「チャーハンにとって大事な要素」を明らかにするため、まずは中華料理店やチェーン店など、さまざまな店のチャーハンを食べ歩いた。そこで分かったのは、具材はシンプルながら、香ばしい風味があるチャーハンがよく食べられているということ。出てきた瞬間に食欲がそそられる香りだ。
「炒め方に特徴がある競合商品はあったが、“香り”や“風味”を特徴とした冷凍チャーハンは少なかった。香りを立たせることを開発のコンセプトに置くことにした」(田中さん)。

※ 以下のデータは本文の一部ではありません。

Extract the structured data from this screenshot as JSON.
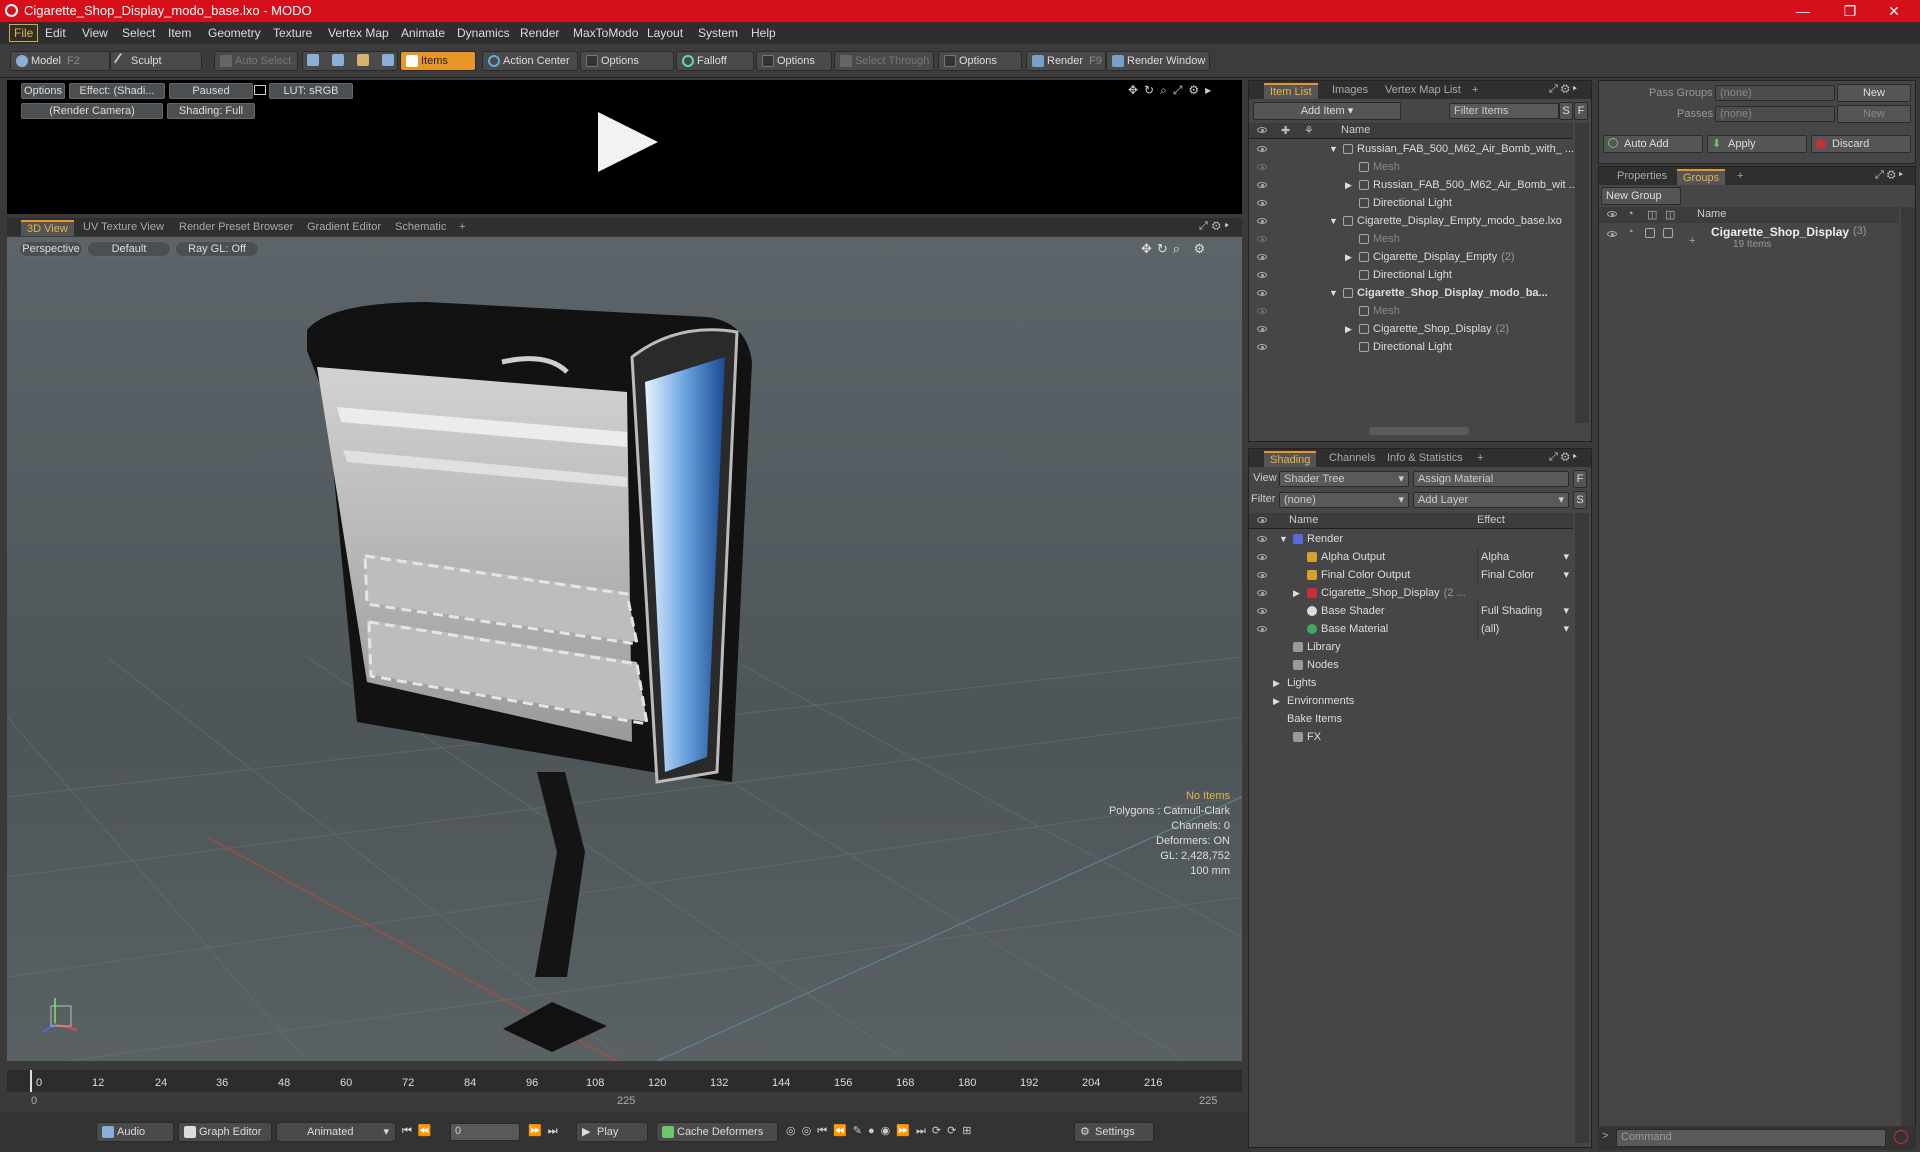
{
  "window": {
    "title": "Cigarette_Shop_Display_modo_base.lxo - MODO",
    "minimize": "—",
    "maximize": "❐",
    "close": "✕"
  },
  "menu": [
    "File",
    "Edit",
    "View",
    "Select",
    "Item",
    "Geometry",
    "Texture",
    "Vertex Map",
    "Animate",
    "Dynamics",
    "Render",
    "MaxToModo",
    "Layout",
    "System",
    "Help"
  ],
  "toolbar": {
    "model": "Model",
    "model_key": "F2",
    "sculpt": "Sculpt",
    "auto_select": "Auto Select",
    "items": "Items",
    "action_center": "Action Center",
    "options1": "Options",
    "falloff": "Falloff",
    "options2": "Options",
    "select_through": "Select Through",
    "options3": "Options",
    "render": "Render",
    "render_key": "F9",
    "render_window": "Render Window"
  },
  "preview": {
    "options": "Options",
    "effect": "Effect: (Shadi...",
    "paused": "Paused",
    "lut": "LUT: sRGB",
    "camera": "(Render Camera)",
    "shading": "Shading: Full"
  },
  "view_tabs": [
    "3D View",
    "UV Texture View",
    "Render Preset Browser",
    "Gradient Editor",
    "Schematic",
    "+"
  ],
  "viewport": {
    "perspective": "Perspective",
    "default": "Default",
    "raygl": "Ray GL: Off",
    "no_items": "No Items",
    "polygons": "Polygons : Catmull-Clark",
    "channels": "Channels: 0",
    "deformers": "Deformers: ON",
    "gl": "GL: 2,428,752",
    "scale": "100 mm"
  },
  "item_list": {
    "tabs": [
      "Item List",
      "Images",
      "Vertex Map List",
      "+"
    ],
    "add_item": "Add Item",
    "filter": "Filter Items",
    "s": "S",
    "f": "F",
    "col_name": "Name",
    "rows": [
      {
        "label": "Russian_FAB_500_M62_Air_Bomb_with_ ...",
        "indent": 0,
        "arrow": "▼",
        "dim": false,
        "bold": false
      },
      {
        "label": "Mesh",
        "indent": 1,
        "arrow": "",
        "dim": true,
        "bold": false
      },
      {
        "label": "Russian_FAB_500_M62_Air_Bomb_wit ...",
        "indent": 1,
        "arrow": "▶",
        "dim": false,
        "bold": false
      },
      {
        "label": "Directional Light",
        "indent": 1,
        "arrow": "",
        "dim": false,
        "bold": false
      },
      {
        "label": "Cigarette_Display_Empty_modo_base.lxo",
        "indent": 0,
        "arrow": "▼",
        "dim": false,
        "bold": false
      },
      {
        "label": "Mesh",
        "indent": 1,
        "arrow": "",
        "dim": true,
        "bold": false
      },
      {
        "label": "Cigarette_Display_Empty",
        "count": "(2)",
        "indent": 1,
        "arrow": "▶",
        "dim": false,
        "bold": false
      },
      {
        "label": "Directional Light",
        "indent": 1,
        "arrow": "",
        "dim": false,
        "bold": false
      },
      {
        "label": "Cigarette_Shop_Display_modo_ba...",
        "indent": 0,
        "arrow": "▼",
        "dim": false,
        "bold": true
      },
      {
        "label": "Mesh",
        "indent": 1,
        "arrow": "",
        "dim": true,
        "bold": false
      },
      {
        "label": "Cigarette_Shop_Display",
        "count": "(2)",
        "indent": 1,
        "arrow": "▶",
        "dim": false,
        "bold": false
      },
      {
        "label": "Directional Light",
        "indent": 1,
        "arrow": "",
        "dim": false,
        "bold": false
      }
    ]
  },
  "shading": {
    "tabs": [
      "Shading",
      "Channels",
      "Info & Statistics",
      "+"
    ],
    "view_label": "View",
    "view_value": "Shader Tree",
    "assign": "Assign Material",
    "filter_label": "Filter",
    "filter_value": "(none)",
    "add_layer": "Add Layer",
    "col_name": "Name",
    "col_effect": "Effect",
    "rows": [
      {
        "label": "Render",
        "effect": "",
        "indent": 0,
        "arrow": "▼",
        "color": "#5a6ad8"
      },
      {
        "label": "Alpha Output",
        "effect": "Alpha",
        "indent": 1,
        "arrow": "",
        "color": "#d8a030"
      },
      {
        "label": "Final Color Output",
        "effect": "Final Color",
        "indent": 1,
        "arrow": "",
        "color": "#d8a030"
      },
      {
        "label": "Cigarette_Shop_Display",
        "count": "(2 ...",
        "effect": "",
        "indent": 1,
        "arrow": "▶",
        "color": "#c83030"
      },
      {
        "label": "Base Shader",
        "effect": "Full Shading",
        "indent": 1,
        "arrow": "",
        "color": "#dddddd"
      },
      {
        "label": "Base Material",
        "effect": "(all)",
        "indent": 1,
        "arrow": "",
        "color": "#40a860"
      },
      {
        "label": "Library",
        "effect": "",
        "indent": 0,
        "arrow": "",
        "color": "#999999"
      },
      {
        "label": "Nodes",
        "effect": "",
        "indent": 0,
        "arrow": "",
        "color": "#999999"
      },
      {
        "label": "Lights",
        "effect": "",
        "indent": -1,
        "arrow": "▶",
        "color": ""
      },
      {
        "label": "Environments",
        "effect": "",
        "indent": -1,
        "arrow": "▶",
        "color": ""
      },
      {
        "label": "Bake Items",
        "effect": "",
        "indent": -1,
        "arrow": "",
        "color": ""
      },
      {
        "label": "FX",
        "effect": "",
        "indent": 0,
        "arrow": "",
        "color": "#999999"
      }
    ]
  },
  "right": {
    "pass_groups": "Pass Groups",
    "passes": "Passes",
    "none1": "(none)",
    "none2": "(none)",
    "new1": "New",
    "new2": "New",
    "auto_add": "Auto Add",
    "apply": "Apply",
    "discard": "Discard",
    "tabs": [
      "Properties",
      "Groups",
      "+"
    ],
    "new_group": "New Group",
    "col_name": "Name",
    "group_name": "Cigarette_Shop_Display",
    "group_count": "(3)",
    "group_items": "19 Items",
    "command": "Command"
  },
  "timeline": {
    "ticks": [
      "0",
      "12",
      "24",
      "36",
      "48",
      "60",
      "72",
      "84",
      "96",
      "108",
      "120",
      "132",
      "144",
      "156",
      "168",
      "180",
      "192",
      "204",
      "216"
    ],
    "start": "0",
    "mid": "225",
    "end": "225"
  },
  "bottom": {
    "audio": "Audio",
    "graph_editor": "Graph Editor",
    "animated": "Animated",
    "frame": "0",
    "play": "Play",
    "cache": "Cache Deformers",
    "settings": "Settings"
  },
  "colors": {
    "accent": "#e8962a",
    "title_bg": "#d5101a"
  }
}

お店のチャーハンのような香ばしさを出すにはどうしたらいいのか。中華料理店のチャーハンは、強い火力で一気に炒めるため、焦がしたような香りが出てくる。冷凍チャーハンで同じような作り方はできない。そのため、調味料を工夫することになる。「香ばしさを出すための材料を探し、答えに行き着くことに苦労した」と田中さんは振り返る。

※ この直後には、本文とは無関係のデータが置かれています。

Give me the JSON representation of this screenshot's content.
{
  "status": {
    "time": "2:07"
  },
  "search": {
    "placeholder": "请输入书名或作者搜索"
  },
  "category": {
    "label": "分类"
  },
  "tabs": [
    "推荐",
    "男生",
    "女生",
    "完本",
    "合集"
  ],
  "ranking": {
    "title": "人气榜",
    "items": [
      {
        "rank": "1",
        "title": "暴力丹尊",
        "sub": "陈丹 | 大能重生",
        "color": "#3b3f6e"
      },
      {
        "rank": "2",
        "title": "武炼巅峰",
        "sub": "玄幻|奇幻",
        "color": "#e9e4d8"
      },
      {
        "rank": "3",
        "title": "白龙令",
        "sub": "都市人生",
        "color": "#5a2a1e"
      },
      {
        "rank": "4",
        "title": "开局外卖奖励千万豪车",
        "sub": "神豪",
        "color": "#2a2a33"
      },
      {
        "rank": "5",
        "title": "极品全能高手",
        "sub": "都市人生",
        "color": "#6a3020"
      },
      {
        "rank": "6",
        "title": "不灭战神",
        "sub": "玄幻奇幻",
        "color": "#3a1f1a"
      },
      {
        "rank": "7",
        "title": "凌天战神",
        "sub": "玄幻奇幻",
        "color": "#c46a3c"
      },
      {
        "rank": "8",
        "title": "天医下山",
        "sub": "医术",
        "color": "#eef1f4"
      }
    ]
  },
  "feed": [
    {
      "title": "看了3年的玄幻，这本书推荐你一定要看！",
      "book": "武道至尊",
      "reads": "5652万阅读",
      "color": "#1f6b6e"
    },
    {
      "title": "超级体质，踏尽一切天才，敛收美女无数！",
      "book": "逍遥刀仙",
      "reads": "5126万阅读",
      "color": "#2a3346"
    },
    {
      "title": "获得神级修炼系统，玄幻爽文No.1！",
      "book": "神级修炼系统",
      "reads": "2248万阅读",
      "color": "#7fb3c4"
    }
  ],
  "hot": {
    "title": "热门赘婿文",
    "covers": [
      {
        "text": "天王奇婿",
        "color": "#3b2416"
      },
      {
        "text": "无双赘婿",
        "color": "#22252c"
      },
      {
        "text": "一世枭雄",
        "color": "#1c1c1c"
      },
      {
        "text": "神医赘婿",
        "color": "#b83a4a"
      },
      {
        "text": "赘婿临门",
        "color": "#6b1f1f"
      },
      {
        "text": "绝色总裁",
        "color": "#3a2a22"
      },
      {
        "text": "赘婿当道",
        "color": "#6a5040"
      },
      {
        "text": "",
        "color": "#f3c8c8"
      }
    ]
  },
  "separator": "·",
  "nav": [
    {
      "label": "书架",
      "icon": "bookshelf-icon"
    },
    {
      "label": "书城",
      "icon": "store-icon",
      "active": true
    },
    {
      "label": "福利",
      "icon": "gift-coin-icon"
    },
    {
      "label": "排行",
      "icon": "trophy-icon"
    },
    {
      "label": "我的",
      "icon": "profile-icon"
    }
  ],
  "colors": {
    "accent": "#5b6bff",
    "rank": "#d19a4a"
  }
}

さまざまな調味料を研究するうちに、焼き肉のたれやドレッシングの風味に行き着く。チャーハンとは直接関係ないが、それがヒントになった。香ばしい風味がある調味料には、ニンニクが使われているのだ。その気付きをきっかけに、「ニンニクにチャンスがありそう」と考えた。そうしてたどり着いたのが、「マー油」だ。

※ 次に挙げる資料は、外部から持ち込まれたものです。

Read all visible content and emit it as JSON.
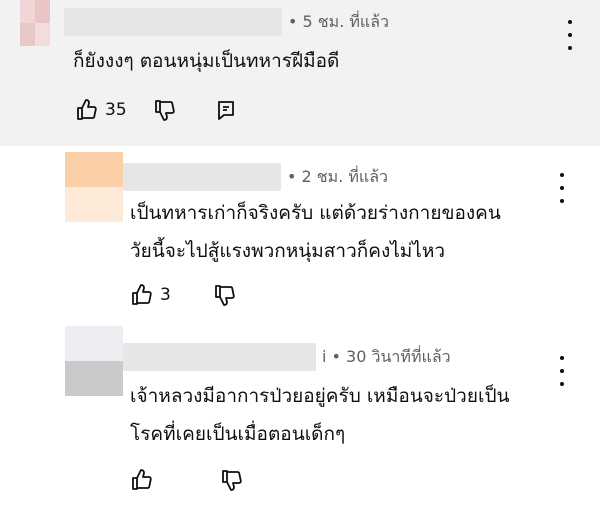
{
  "comments": [
    {
      "time": "• 5 ชม. ที่แล้ว",
      "text_lines": [
        "ก็ยังงงๆ ตอนหนุ่มเป็นทหารฝีมือดี"
      ],
      "likes": "35"
    },
    {
      "time": "• 2 ชม. ที่แล้ว",
      "text_lines": [
        "เป็นทหารเก่าก็จริงครับ แต่ด้วยร่างกายของคน",
        "วัยนี้จะไปสู้แรงพวกหนุ่มสาวก็คงไม่ไหว"
      ],
      "likes": "3"
    },
    {
      "time": "i • 30 วินาทีที่แล้ว",
      "text_lines": [
        "เจ้าหลวงมีอาการป่วยอยู่ครับ เหมือนจะป่วยเป็น",
        "โรคที่เคยเป็นเมื่อตอนเด็กๆ"
      ],
      "likes": ""
    }
  ],
  "icons": {
    "like": "thumb-up-icon",
    "dislike": "thumb-down-icon",
    "reply": "reply-icon",
    "menu": "more-vert-icon"
  },
  "colors": {
    "highlight_bg": "#f2f2f2",
    "text": "#0f0f0f",
    "secondary": "#606060"
  }
}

マー油は、炒めて焦がしたニンニクを材料とする油。香ばしさがあり、ラーメンによく使われている。中華鍋でご飯や卵などを炒めることで引き立つチャーハンの香ばしさを、マー油の香ばしさで再現した。
加えて、ネギを炒めて風味を出したネギ油を使用し、香ばしさをさらに高めた。また、調味料を扱う味の素グループ内の研究開発で実用化された「コク味」物質も採用。「味を分厚くする」(田中さん)ため、新しい材料を取り入れた。